Auch die Marienfrömmigkeit mit ihren zahlreichen Wallfahrtsorten, wie das Wallfahren überhaupt, entsprach vorchristlicher Mentalität. An vielen Stellen des Rheinlandes findet man auch heute noch sogenannte Bilderbäume. Das sind Waldbäume mit einem Heiligenbildnis, meistens einer Mariendarstellung oder einem Kreuz. Dabei dürfte es sich um die christliche Überlagerung des alten germanischen Kultes handeln, der ja heilige Bäume und Haine kannte. Immer wieder treten Missionare auf, die die Axt an diese heiligen Bäume legen und dafür ihr Leben lassen müssen. Das bekannteste Beispiel ist der Heilige Bonifatius.

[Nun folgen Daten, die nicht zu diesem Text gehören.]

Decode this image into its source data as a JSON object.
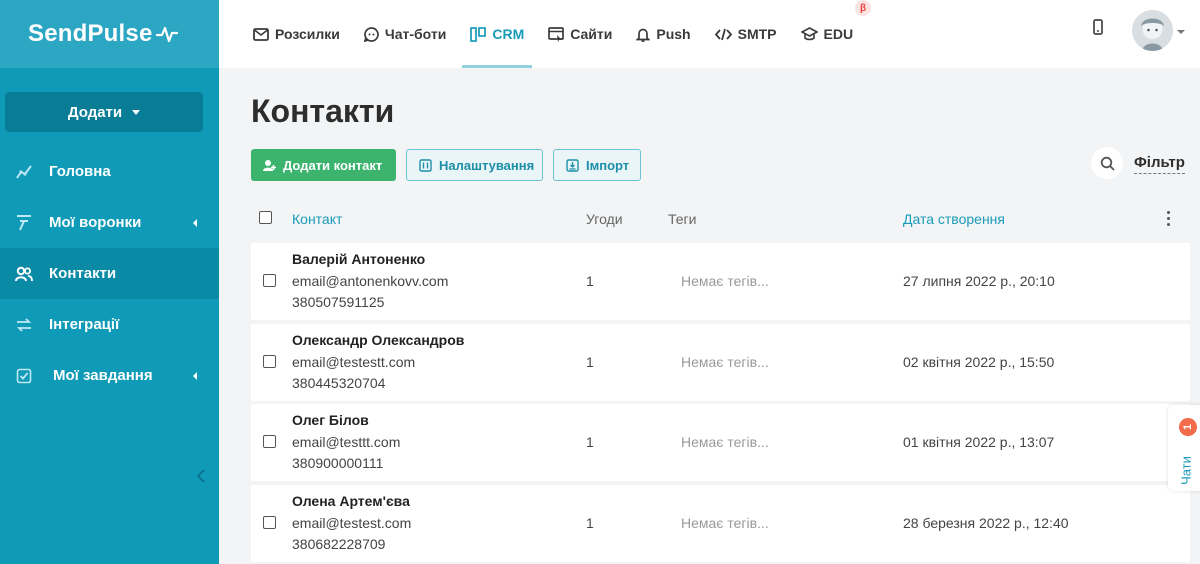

Märchen und Sagen und andere Volksliteratur sowie Bräuche des täglichen Lebens stecken oft voll alten Volksglaubens. Gott sei Dank ist vieles davon bereits im 19. und 20. Jahrhundert festgehalten worden in einschlägigen Büchern. Auch an vielen Universitäten erforschen Institute für Volkskunde diese alten Dinge. Ein Versuch durch das Dritte Reich „den alten Germanenglauben" - den es so gar nicht gab, er war wesentlich vielschichtiger - wieder lebendig zu machen hat letztlich gezeigt, wie unpassend und unhistorisch das im 20. Jahrhundert ist. Eines könnte jedoch in jedem Falle für uns von Bedeutung sein: Unsere Vorfahren lebten viel stärker mit der Natur, lebten ihren Glauben in der Natur - christlich ausgedrückt: Die Achtung vor der Schöpfung sollte für uns wieder einen höheren Stellenwert bekommen. In dem biblischen Auftrag, sich die Schöpfung untertan zu machen, liegt auch die Aufforderung, sie zu bewahren!